LR: We are beginning to deliver wireless IR headphones for use in vehicles in ’02 and this is just the start of the business. We also have delivered headphones to Australia where the market is in its infancy. The market in Asia has not really started yet, but could begin in ’03.
J-A: Will it be mainly aftermarket to begin with? How do you expect the OE market to develop and are there particular manufacturers that you are working especially closely with, or who you consider to be leaders?
LR: Yes to the first question. The market for wireless headphones is well developed in the US already, and as already stated, we see WhiteFire in the OE market beginning in ’05 model year. Remember that Unwired already has at least 80% market share worldwide. Therefore it is not a stretch to think that we will have support from the OE market for WhiteFire, the only multi-channel format available.
J-A: Are there competitors to WhiteFire?
LR: Not that we are aware of.
J-A: What’s the wholesale – factory gate – cost of the system units?
LR: In the US, the first aftermarket system with transmitter (encoder box and emitter) and two headphones, is initially set to retail for $600. Unwired is working on ASIC chips which will reduce the cost of both the headphone and transmitter by the end of 2003.
J-A: How many units do you expect to produce in the first year of production?
LR: We’re not sure. We’re not concerned as we are looking only to prove the product works and is wanted at the very high end of the market. In ’04 the market will expand with estimated sales of more than 200,000 systems.
J-A: And medium term?
LR: For calendar year ’06 we expect over 1.5 million systems will be sold.
J-A: How do you see this technology developing? Do you have ideas for next generation WhiteFire?

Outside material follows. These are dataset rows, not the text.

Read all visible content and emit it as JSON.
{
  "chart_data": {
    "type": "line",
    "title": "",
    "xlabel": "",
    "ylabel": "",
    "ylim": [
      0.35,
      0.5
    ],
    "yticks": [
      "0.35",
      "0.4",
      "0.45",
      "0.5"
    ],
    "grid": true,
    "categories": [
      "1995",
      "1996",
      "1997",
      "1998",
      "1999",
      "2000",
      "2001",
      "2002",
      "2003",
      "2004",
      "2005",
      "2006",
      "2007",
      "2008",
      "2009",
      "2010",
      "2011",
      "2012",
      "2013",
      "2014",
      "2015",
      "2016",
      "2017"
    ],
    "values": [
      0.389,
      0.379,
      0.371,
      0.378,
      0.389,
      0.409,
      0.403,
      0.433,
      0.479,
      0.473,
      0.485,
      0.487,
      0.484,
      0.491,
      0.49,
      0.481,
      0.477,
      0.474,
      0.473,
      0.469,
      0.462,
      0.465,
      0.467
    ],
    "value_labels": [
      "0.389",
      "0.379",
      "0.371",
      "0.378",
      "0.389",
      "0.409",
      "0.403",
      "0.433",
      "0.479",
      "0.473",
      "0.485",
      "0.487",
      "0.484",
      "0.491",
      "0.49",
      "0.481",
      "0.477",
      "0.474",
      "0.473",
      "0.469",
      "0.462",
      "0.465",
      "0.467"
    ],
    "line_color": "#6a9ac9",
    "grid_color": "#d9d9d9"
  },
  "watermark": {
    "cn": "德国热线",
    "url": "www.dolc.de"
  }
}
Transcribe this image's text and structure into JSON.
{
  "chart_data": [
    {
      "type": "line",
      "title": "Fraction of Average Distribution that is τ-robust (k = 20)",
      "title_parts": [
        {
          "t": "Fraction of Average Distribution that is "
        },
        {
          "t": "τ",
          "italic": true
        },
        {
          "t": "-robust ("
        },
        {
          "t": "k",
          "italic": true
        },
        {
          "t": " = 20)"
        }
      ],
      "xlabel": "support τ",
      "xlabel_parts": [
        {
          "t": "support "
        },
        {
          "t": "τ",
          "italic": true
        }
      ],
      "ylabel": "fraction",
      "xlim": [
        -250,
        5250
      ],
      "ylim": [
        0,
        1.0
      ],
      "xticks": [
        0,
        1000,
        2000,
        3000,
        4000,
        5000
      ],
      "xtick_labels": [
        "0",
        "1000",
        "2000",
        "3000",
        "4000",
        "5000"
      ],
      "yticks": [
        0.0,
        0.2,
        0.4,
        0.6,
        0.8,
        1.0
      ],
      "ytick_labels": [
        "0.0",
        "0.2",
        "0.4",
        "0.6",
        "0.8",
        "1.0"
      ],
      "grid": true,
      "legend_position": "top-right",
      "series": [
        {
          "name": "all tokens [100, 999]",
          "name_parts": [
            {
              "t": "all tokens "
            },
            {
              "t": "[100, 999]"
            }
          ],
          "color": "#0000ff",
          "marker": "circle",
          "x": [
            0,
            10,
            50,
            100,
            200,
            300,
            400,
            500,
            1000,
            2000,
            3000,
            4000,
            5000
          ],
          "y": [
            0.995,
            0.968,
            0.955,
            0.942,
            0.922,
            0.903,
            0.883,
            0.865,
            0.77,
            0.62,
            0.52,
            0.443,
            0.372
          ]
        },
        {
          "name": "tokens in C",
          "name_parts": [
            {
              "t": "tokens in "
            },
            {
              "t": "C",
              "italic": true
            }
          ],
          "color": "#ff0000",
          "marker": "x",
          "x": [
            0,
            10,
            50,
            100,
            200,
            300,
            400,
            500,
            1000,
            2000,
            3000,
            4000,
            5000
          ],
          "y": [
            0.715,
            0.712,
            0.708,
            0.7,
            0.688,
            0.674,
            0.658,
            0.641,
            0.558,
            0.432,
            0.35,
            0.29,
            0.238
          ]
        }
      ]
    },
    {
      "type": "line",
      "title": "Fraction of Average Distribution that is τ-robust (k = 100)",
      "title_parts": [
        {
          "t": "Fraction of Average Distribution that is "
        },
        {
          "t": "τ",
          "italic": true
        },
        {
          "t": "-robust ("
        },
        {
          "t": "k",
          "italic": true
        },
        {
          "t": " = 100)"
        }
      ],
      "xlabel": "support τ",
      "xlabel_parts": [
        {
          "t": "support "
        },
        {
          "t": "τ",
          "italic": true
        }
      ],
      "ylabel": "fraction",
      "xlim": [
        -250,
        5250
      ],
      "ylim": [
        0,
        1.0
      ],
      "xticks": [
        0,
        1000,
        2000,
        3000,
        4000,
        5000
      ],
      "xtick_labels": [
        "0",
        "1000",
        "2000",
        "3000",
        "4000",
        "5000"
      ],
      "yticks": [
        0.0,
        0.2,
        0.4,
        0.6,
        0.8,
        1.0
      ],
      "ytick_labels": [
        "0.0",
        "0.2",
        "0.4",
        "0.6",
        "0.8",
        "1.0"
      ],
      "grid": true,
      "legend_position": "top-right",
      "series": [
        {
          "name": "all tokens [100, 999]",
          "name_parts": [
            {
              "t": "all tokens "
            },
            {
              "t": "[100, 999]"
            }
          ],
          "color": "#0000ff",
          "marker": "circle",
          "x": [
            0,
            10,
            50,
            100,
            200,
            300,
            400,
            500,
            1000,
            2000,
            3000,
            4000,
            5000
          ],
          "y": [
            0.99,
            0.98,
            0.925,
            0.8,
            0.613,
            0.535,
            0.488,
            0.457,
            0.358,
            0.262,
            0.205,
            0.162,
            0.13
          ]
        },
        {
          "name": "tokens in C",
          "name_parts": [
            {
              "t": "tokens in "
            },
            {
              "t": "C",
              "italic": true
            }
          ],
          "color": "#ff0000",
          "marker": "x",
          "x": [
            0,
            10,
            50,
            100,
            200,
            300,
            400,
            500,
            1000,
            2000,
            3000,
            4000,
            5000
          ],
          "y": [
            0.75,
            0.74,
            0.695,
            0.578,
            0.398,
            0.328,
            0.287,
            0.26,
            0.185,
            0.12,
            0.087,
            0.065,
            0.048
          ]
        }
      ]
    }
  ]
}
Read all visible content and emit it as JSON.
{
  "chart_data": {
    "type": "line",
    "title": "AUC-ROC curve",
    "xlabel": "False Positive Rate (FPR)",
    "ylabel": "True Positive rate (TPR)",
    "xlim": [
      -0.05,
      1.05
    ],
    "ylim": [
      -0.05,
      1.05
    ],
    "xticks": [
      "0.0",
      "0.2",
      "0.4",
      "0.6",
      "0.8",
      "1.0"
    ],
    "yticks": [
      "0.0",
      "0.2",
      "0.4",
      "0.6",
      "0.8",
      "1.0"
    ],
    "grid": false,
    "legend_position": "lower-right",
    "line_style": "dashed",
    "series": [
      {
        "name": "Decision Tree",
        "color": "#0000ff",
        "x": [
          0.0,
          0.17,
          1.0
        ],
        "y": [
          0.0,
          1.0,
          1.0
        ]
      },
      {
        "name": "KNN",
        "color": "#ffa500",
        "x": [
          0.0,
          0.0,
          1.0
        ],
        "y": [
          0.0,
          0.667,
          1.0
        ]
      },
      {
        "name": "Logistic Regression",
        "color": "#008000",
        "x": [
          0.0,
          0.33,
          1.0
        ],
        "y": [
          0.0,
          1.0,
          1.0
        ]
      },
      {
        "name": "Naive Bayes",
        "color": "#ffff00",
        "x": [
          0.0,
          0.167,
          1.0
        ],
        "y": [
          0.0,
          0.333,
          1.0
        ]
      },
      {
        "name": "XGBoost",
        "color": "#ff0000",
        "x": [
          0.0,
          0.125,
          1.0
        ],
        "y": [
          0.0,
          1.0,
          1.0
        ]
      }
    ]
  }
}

LR: Yes. Two-way WhiteFire will come in late ’03 or early ’04, for telematic headsets. Digital remote controls with special functions are also a possibility. We also see the market for WhiteFire multiple-driver headphones for true home theatre sound from a headphone (for home or auto) and the development of wireless 5.1 or 7.1 WhiteFire speaker systems for the home. There are other data applications besides audio as well.
WhiteFire Automotive Digital IR Headphone Transmitter Options
A: Encoder Box
click here to enlarge diagram
B: DSP Embedded Encoder
click here to enlarge diagram
As an economical and efficient alternative, the WhiteFire proprietary source code can be embedded in an audio device’s DSP. This will eliminate the need for the encoder box and will permit the audio source (i.e. automotive head unit) to be directly connected to the emitter. By adding only the low cost of the emitter, the DSP-equipped audio source can become a multi-source digital transmitter compatible with all WhiteFire headphones.